Computing stationary probability of visiting a node

We are almost done computing the long-run probability of visiting each node in the analyzed graph.

We can start with any distribution of probabilities of visiting nodes. Assume, for example, that it is uniform:

julia> p = fill(1 / 37700, 1, 37700)
1×37700 Matrix{Float64}:
 2.65252e-5  2.65252e-5  2.65252e-5  …  2.65252e-5  2.65252e-5

From stochastic matrix theory we know that p * tm is a distribution of location of the agent after one step:

julia> p * tm
1×37700 Matrix{Float64}:
 8.28912e-7  2.8377e-5  4.65354e-7  …  1.54045e-5  7.46794e-7

Now let us repeat this process many times until the vector p stabilizes:

julia> function stationary(tm; eps=sqrt(eps()))
           p = fill(1 / 37700, 1, 37700)
           while true
               newp = p * tm
               if sum(abs(o - n) for (o, n) in zip(p, newp)) < eps
                   return newp
               end
               p = newp
           end
       end
stationary (generic function with 1 method)

julia> p = stationary(tm)
1×37700 Matrix{Float64}:
 1.73009e-6  1.38407e-5  1.73009e-6  …  5.19026e-6  6.92034e-6

We know the stationary distribution of probability of visiting each node. However, it would be interesting to understand it. As we will see it is proportional to the degree of the node. Let us check it:

julia> extrema(vec(p) .- deg ./ sum(deg))
(-3.7003669919877247e-10, 9.529364854058532e-9)

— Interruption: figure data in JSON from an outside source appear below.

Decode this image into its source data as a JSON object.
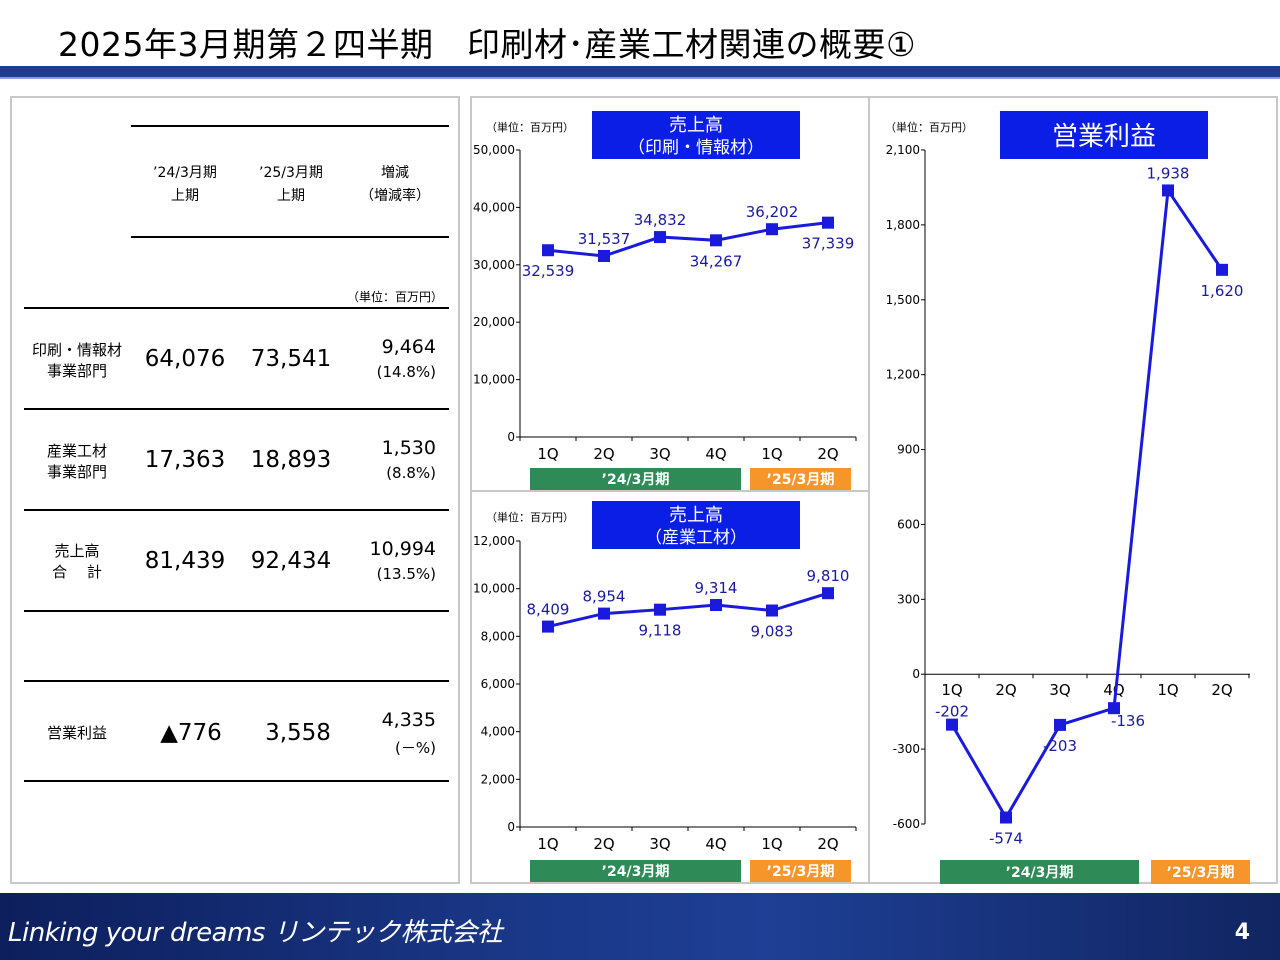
{
  "title": "2025年3月期第２四半期　印刷材･産業工材関連の概要①",
  "footer": {
    "logo": "Linking your dreams  リンテック株式会社",
    "page": "4"
  },
  "table": {
    "headers": [
      "’24/3月期\n上期",
      "’25/3月期\n上期",
      "増減\n（増減率）"
    ],
    "h1a": "’24/3月期",
    "h1b": "上期",
    "h2a": "’25/3月期",
    "h2b": "上期",
    "h3a": "増減",
    "h3b": "（増減率）",
    "unit": "（単位：百万円）",
    "rows": [
      {
        "label1": "印刷・情報材",
        "label2": "事業部門",
        "v24": "64,076",
        "v25": "73,541",
        "diff": "9,464",
        "rate": "(14.8%)"
      },
      {
        "label1": "産業工材",
        "label2": "事業部門",
        "v24": "17,363",
        "v25": "18,893",
        "diff": "1,530",
        "rate": "(8.8%)"
      },
      {
        "label1": "売上高",
        "label2": "合　 計",
        "v24": "81,439",
        "v25": "92,434",
        "diff": "10,994",
        "rate": "(13.5%)"
      },
      {
        "label1": "営業利益",
        "label2": "",
        "v24": "▲776",
        "v25": "3,558",
        "diff": "4,335",
        "rate": "(－%)"
      }
    ]
  },
  "colors": {
    "line": "#1a1adc",
    "label": "#1a1a9e",
    "title_box": "#0a1ee6",
    "period_24": "#2e8b57",
    "period_25": "#f5952a"
  },
  "chart_data": [
    {
      "type": "line",
      "title": "売上高",
      "subtitle": "（印刷・情報材）",
      "unit": "（単位：百万円）",
      "categories": [
        "1Q",
        "2Q",
        "3Q",
        "4Q",
        "1Q",
        "2Q"
      ],
      "periods": [
        "’24/3月期",
        "’25/3月期"
      ],
      "values": [
        32539,
        31537,
        34832,
        34267,
        36202,
        37339
      ],
      "labels": [
        "32,539",
        "31,537",
        "34,832",
        "34,267",
        "36,202",
        "37,339"
      ],
      "ylim": [
        0,
        50000
      ],
      "yticks": [
        0,
        10000,
        20000,
        30000,
        40000,
        50000
      ],
      "ytick_labels": [
        "0",
        "10,000",
        "20,000",
        "30,000",
        "40,000",
        "50,000"
      ]
    },
    {
      "type": "line",
      "title": "売上高",
      "subtitle": "（産業工材）",
      "unit": "（単位：百万円）",
      "categories": [
        "1Q",
        "2Q",
        "3Q",
        "4Q",
        "1Q",
        "2Q"
      ],
      "periods": [
        "’24/3月期",
        "’25/3月期"
      ],
      "values": [
        8409,
        8954,
        9118,
        9314,
        9083,
        9810
      ],
      "labels": [
        "8,409",
        "8,954",
        "9,118",
        "9,314",
        "9,083",
        "9,810"
      ],
      "ylim": [
        0,
        12000
      ],
      "yticks": [
        0,
        2000,
        4000,
        6000,
        8000,
        10000,
        12000
      ],
      "ytick_labels": [
        "0",
        "2,000",
        "4,000",
        "6,000",
        "8,000",
        "10,000",
        "12,000"
      ]
    },
    {
      "type": "line",
      "title": "営業利益",
      "subtitle": "",
      "unit": "（単位：百万円）",
      "categories": [
        "1Q",
        "2Q",
        "3Q",
        "4Q",
        "1Q",
        "2Q"
      ],
      "periods": [
        "’24/3月期",
        "’25/3月期"
      ],
      "values": [
        -202,
        -574,
        -203,
        -136,
        1938,
        1620
      ],
      "labels": [
        "-202",
        "-574",
        "-203",
        "-136",
        "1,938",
        "1,620"
      ],
      "ylim": [
        -600,
        2100
      ],
      "yticks": [
        -600,
        -300,
        0,
        300,
        600,
        900,
        1200,
        1500,
        1800,
        2100
      ],
      "ytick_labels": [
        "-600",
        "-300",
        "0",
        "300",
        "600",
        "900",
        "1,200",
        "1,500",
        "1,800",
        "2,100"
      ]
    }
  ]
}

Indeed, the deviation of p from the distribution given by the node degree is low as promised.

We have learned that in the long run how often each node is going to be visited with probability proportional to its degree. This property can be verified analytically to hold for any undirected connected graph. I encourage you to perform the required computations.

Conclusions

I hope you found the example interesting. During the short course at MIT this and many other examples will be explained in detail and we will discuss which Julia packages can be used to do data analysis conveniently. Still, I wanted to highlight, that a very appealing feature of Julia is related to the fact how far one can go using just its standard functionality, without having to install any packages.